Growing unemployment, a big reason to worry!

Update: 2019-01-08 05:30 IST

Almost 11 million Indians lost their jobs during 2018, reported the Centre for Monitoring Indian Economy (CMIE). Vulnerable groups from rural regions were the worst hit by job losses last year. India is losing jobs even as its economy grows fast. The Opposition has decided to make this the foremost election issue, but the problem is not of the ruling party's sole making. The demographic disaster has been built over decades. 

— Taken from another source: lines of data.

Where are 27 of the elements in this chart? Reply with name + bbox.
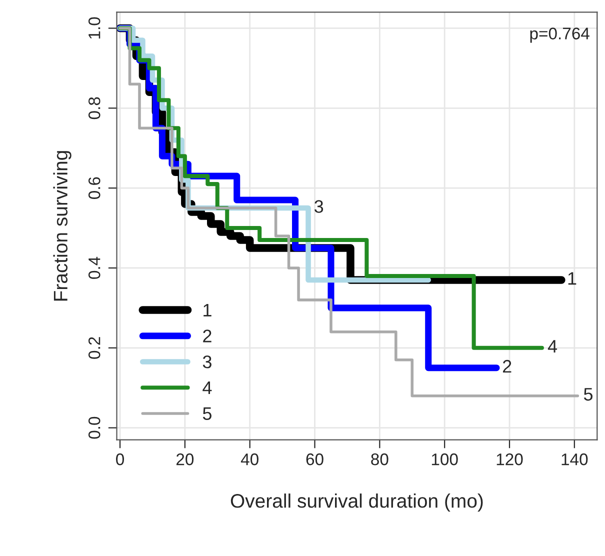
x-tick-label: 60 <box>306 453 324 466</box>
legend-label: 1 <box>204 304 212 316</box>
x-tick-label: 20 <box>176 453 194 466</box>
x-tick-label: 120 <box>496 453 523 466</box>
x-tick-label: 80 <box>371 453 388 466</box>
x-tick-label: 40 <box>240 453 258 466</box>
y-tick-label: 0.0 <box>88 416 100 439</box>
legend-label: 4 <box>202 382 212 394</box>
legend-label: 5 <box>202 407 212 420</box>
y-tick-label: 0.4 <box>88 256 100 279</box>
y-tick-label: 0.8 <box>88 97 100 120</box>
annotation: 2 <box>502 360 512 373</box>
annotation: 4 <box>548 340 558 353</box>
annotation: p=0.764 <box>530 28 590 43</box>
legend-label: 2 <box>203 330 212 342</box>
annotation: 5 <box>584 388 592 401</box>
y-tick-label: 0.6 <box>88 177 100 199</box>
x-tick-label: 100 <box>432 453 458 466</box>
annotation: 3 <box>314 200 324 213</box>
annotation: 1 <box>568 272 576 285</box>
legend-label: 3 <box>202 355 212 368</box>
x-tick-label: 0 <box>116 453 124 466</box>
x-axis-title: Overall survival duration (mo) <box>230 494 483 512</box>
y-tick-label: 1.0 <box>88 17 100 39</box>
x-tick-label: 140 <box>562 453 588 466</box>
y-axis-title: Fraction surviving <box>53 151 72 301</box>
y-tick-label: 0.2 <box>88 337 100 359</box>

The CMIE report shows that the number of unemployed has been steadily increasing in the country. The number of employed recorded in December 2018 was at 397 million, which is 10.9 million less than the figure of 407.9 million seen a year ago at the end of December 2017. With people in both rural and urban India hit, most of the job losses were reported from the previous regime. What has the Opposition to gloat about or criticise the present Modi regime? Who is losing these jobs in such numbers: The uneducated, wage labourers, agricultural labourers and small traders. 

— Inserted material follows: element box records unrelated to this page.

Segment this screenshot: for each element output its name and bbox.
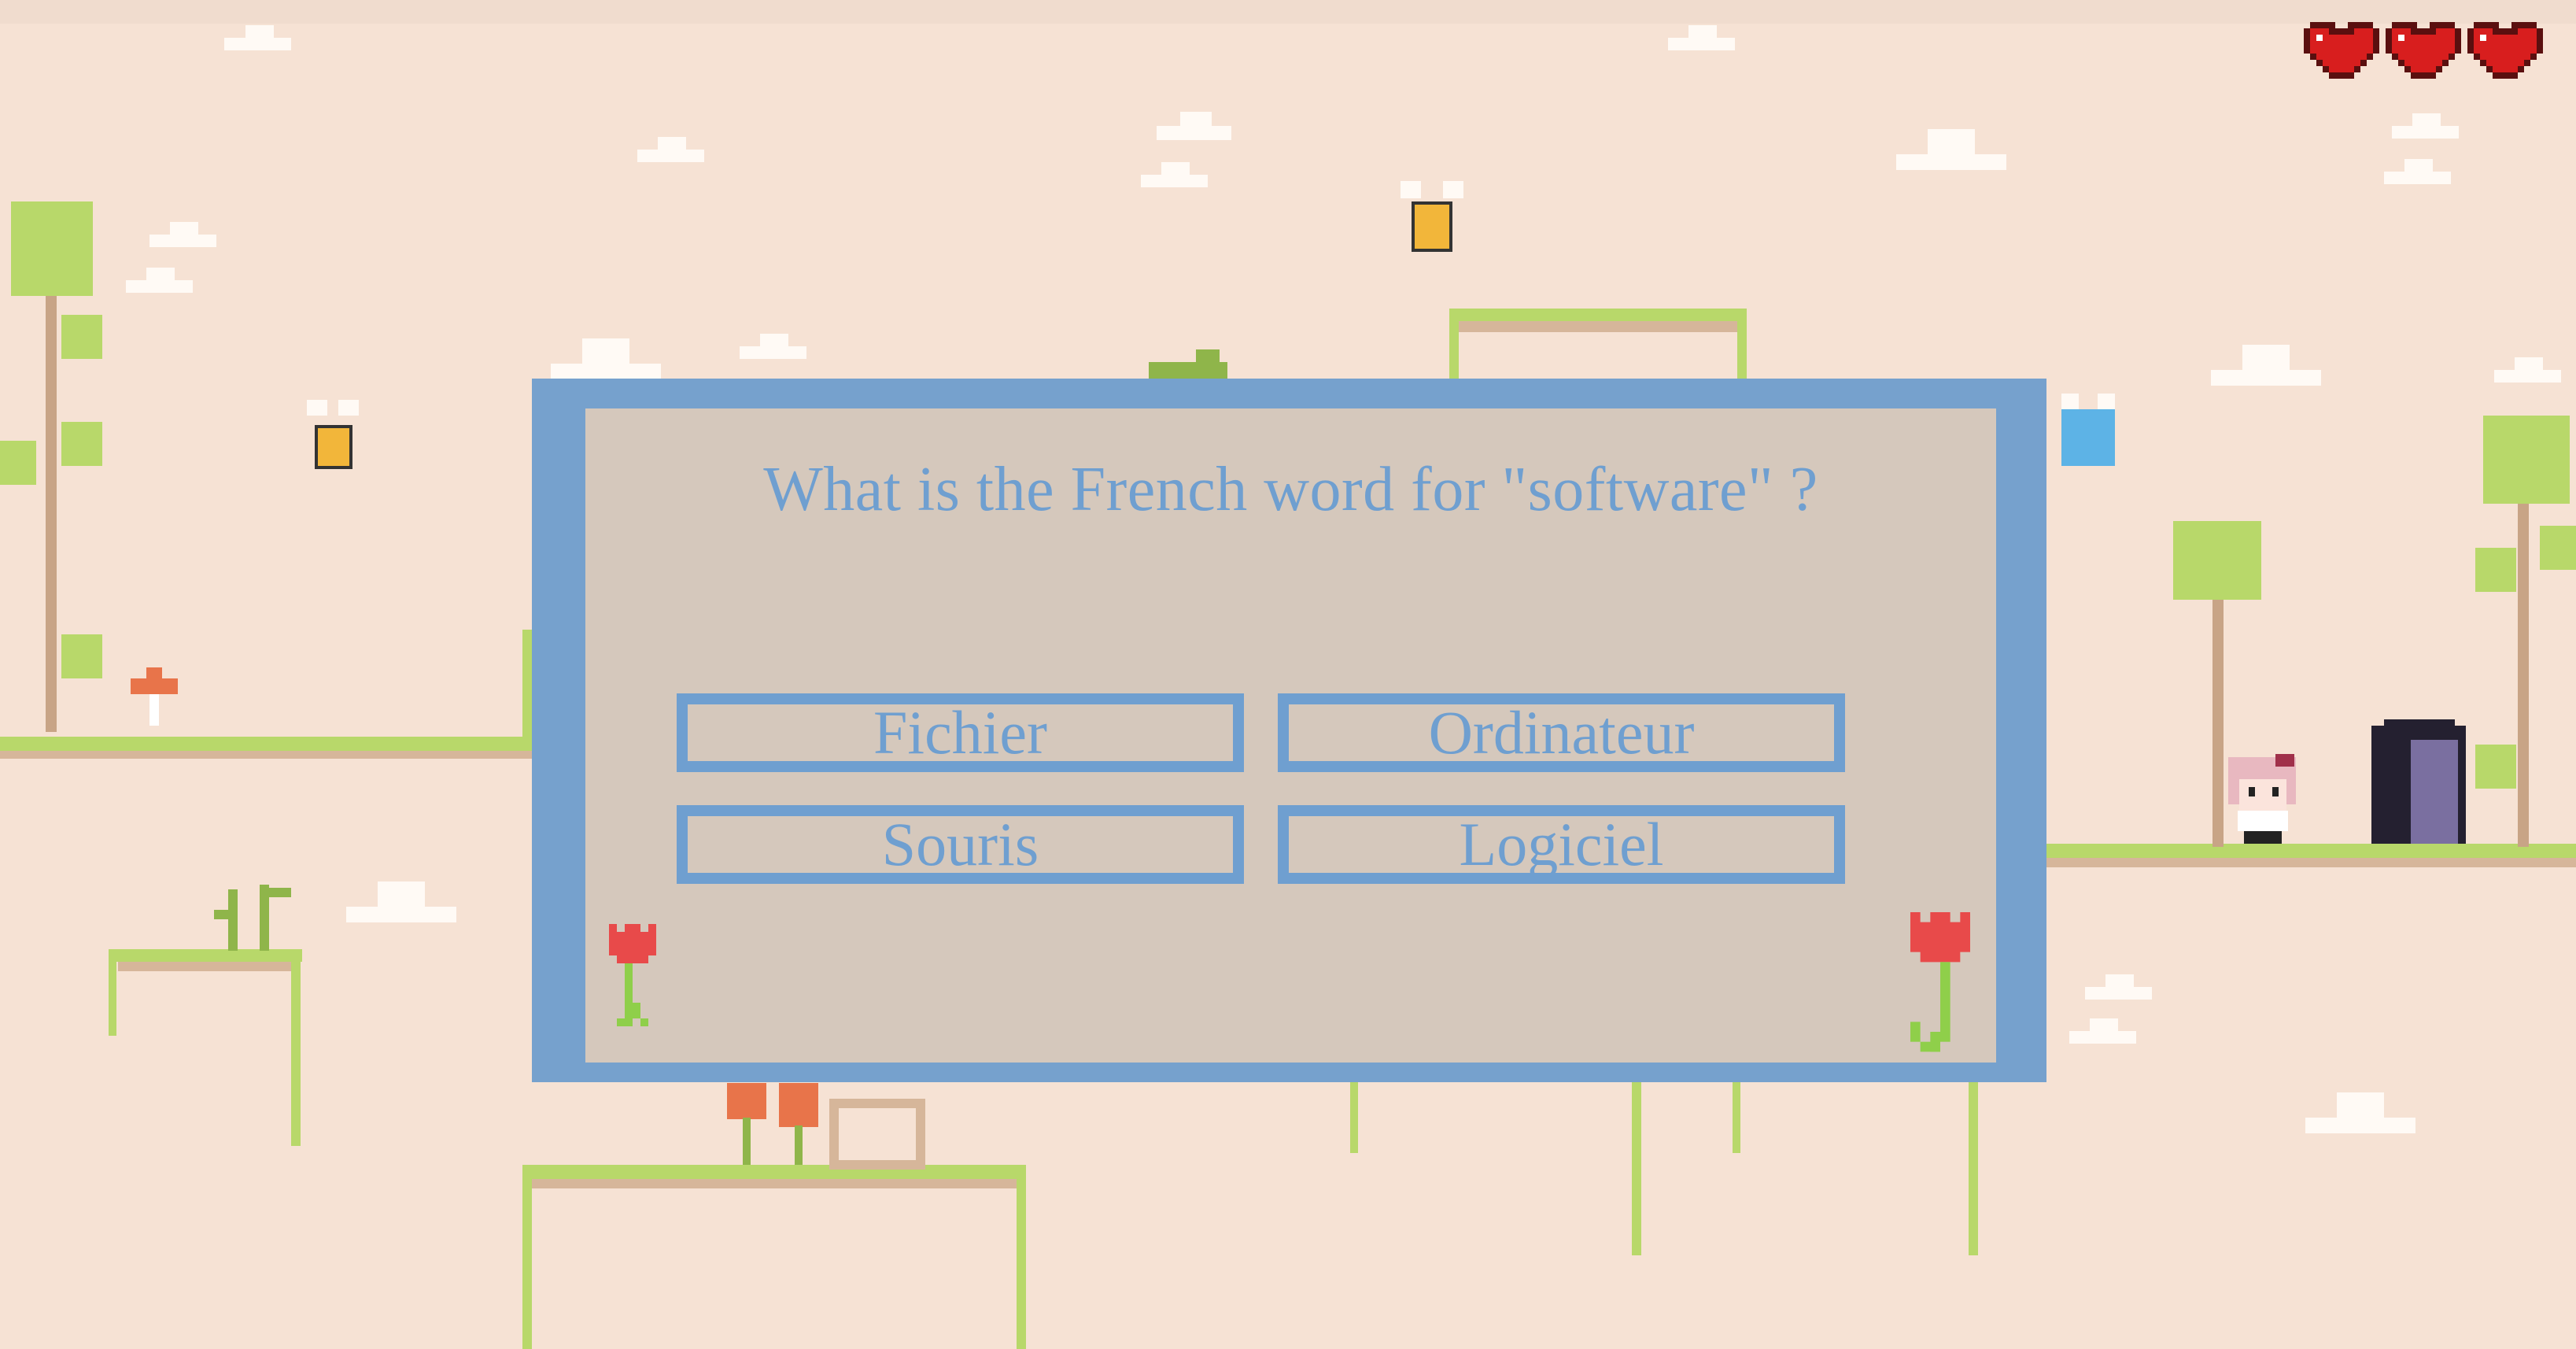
quiz-question: What is the French word for "software" ?	[763, 455, 1818, 524]
heart-icon	[2467, 22, 2543, 79]
bee-enemy-left	[307, 400, 359, 469]
tulip-icon	[609, 924, 656, 1026]
platform-small	[109, 885, 302, 1146]
mushroom	[131, 667, 178, 726]
tree-left	[0, 201, 102, 732]
platform-top	[1149, 309, 1747, 379]
tulip-icon	[1910, 912, 1970, 1052]
platform-bottom	[522, 1083, 1026, 1349]
vines	[1350, 1082, 1978, 1255]
tree-right-small	[2173, 521, 2261, 847]
quiz-panel: What is the French word for "software" ?…	[585, 408, 1996, 1063]
answer-button-3[interactable]: Souris	[677, 805, 1244, 884]
platform-left	[0, 630, 532, 759]
tree-right-tall	[2475, 416, 2576, 847]
answer-button-4[interactable]: Logiciel	[1278, 805, 1845, 884]
bee-enemy-top	[1401, 181, 1463, 252]
heart-icon	[2386, 22, 2461, 79]
quiz-dialog: What is the French word for "software" ?…	[532, 379, 2046, 1082]
platform-right	[2046, 844, 2576, 867]
player-character	[2228, 754, 2296, 844]
blue-slime-enemy	[2061, 394, 2115, 466]
heart-icon	[2304, 22, 2379, 79]
clouds	[126, 25, 2561, 1133]
answer-button-2[interactable]: Ordinateur	[1278, 693, 1845, 772]
lives-hearts	[2304, 14, 2543, 87]
answer-button-1[interactable]: Fichier	[677, 693, 1244, 772]
door	[2371, 719, 2466, 844]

The latter were also the worst affected post-demonetisation. Around 3.7 million salaried lost their jobs in 2018. Around 6.5 million rural women lost their jobs, whereas the urban women lost 2.3 million. Rural India accounts for two-thirds of India's population and also accounted for 84 per cent job losses. A careful study of the pattern of job losses and the profile of the affected tells us that: it is a woman who loses it. Particularly it will be a woman of the rural India who is uneducated and engaged as a wage labourer or a farm labour or is a small-scale trader and is aged either less than 40 years or more than 60 years. All the same the country's employment rate has shot upto 7.4 per cent in December 2018. 

The rate has increased sharply from the 6.6 per cent clocked in November and is the highest unemployment rate we have seen in 15 months. So now is the time to rise Modi's two crore jobs promise to question him? The World Bank has a different take however. In its report of South Asia Economic Focus series, the World Bank extracted data from more than 60 surveys and censuses since 2001 to document job creation in India. It tells us that India's employment rate was 50 per cent in 2015. The rate has increased with the economic growth, dispelling notion of jobless growth. Specially, the World Bank calculates that a 1 per cent increase in growth of India results in 5,40,000 more jobs on average. 

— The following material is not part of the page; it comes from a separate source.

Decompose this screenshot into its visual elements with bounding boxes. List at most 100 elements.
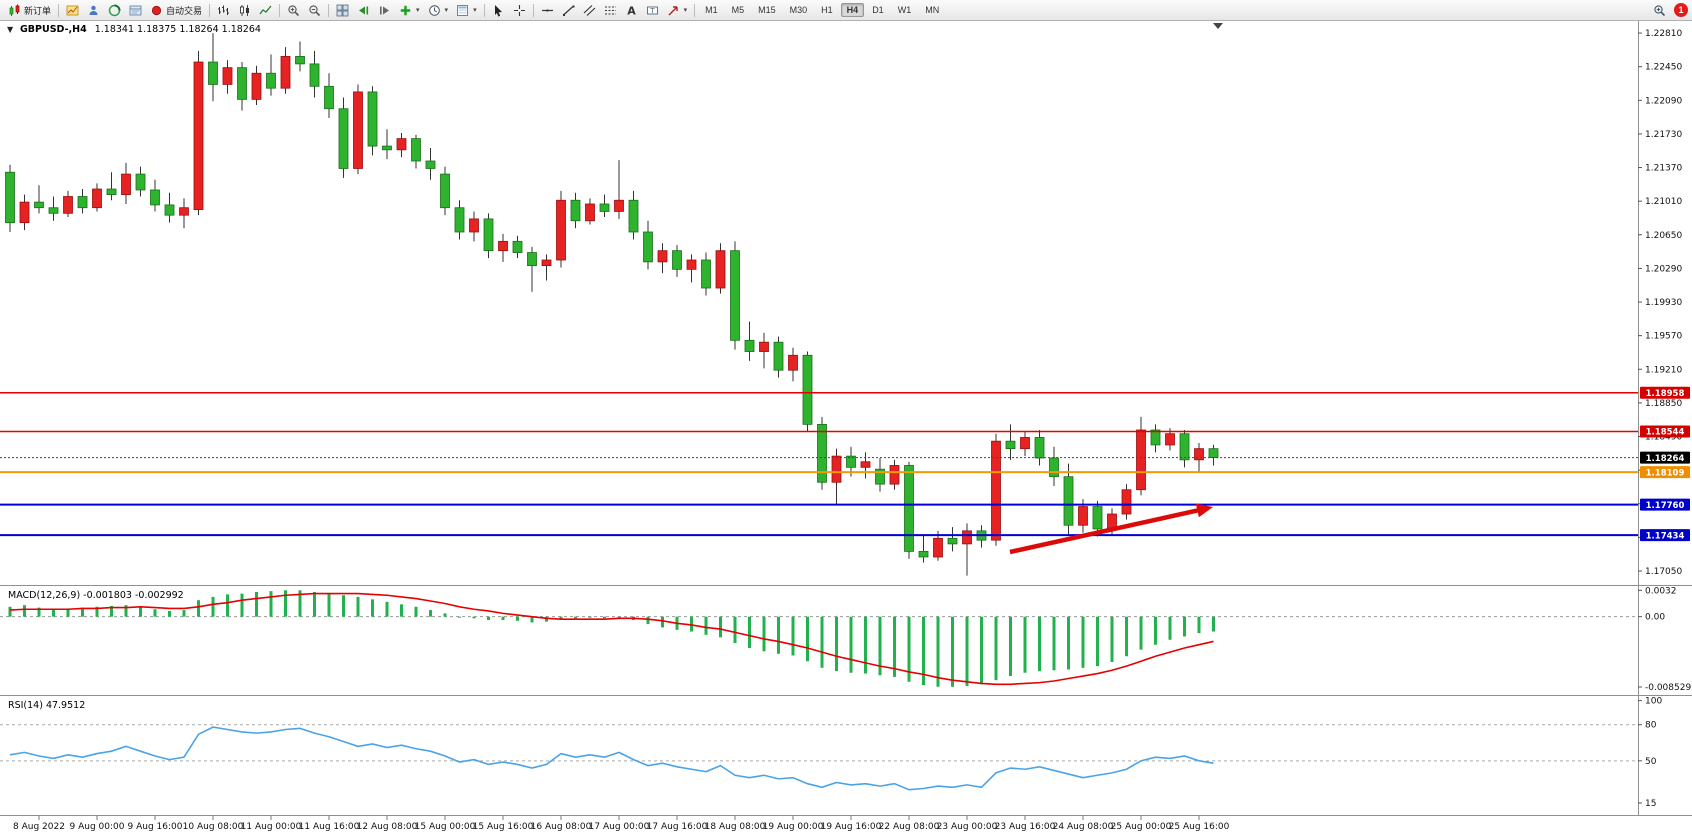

However, this is inadequate, both in terms of quality and quantity. The figures also reveal that India's employment rate is significantly below other countries with similar income per capita. To catch up with those countries, India needs to create 13.5 million jobs a year. In 2019 elections 133 million first time voters step into the polling booths. Coupled with their counterparts of the 2014, they will number 300 million. The total electorate is around 850 million and this young section is quite significant. The results will be decided by them.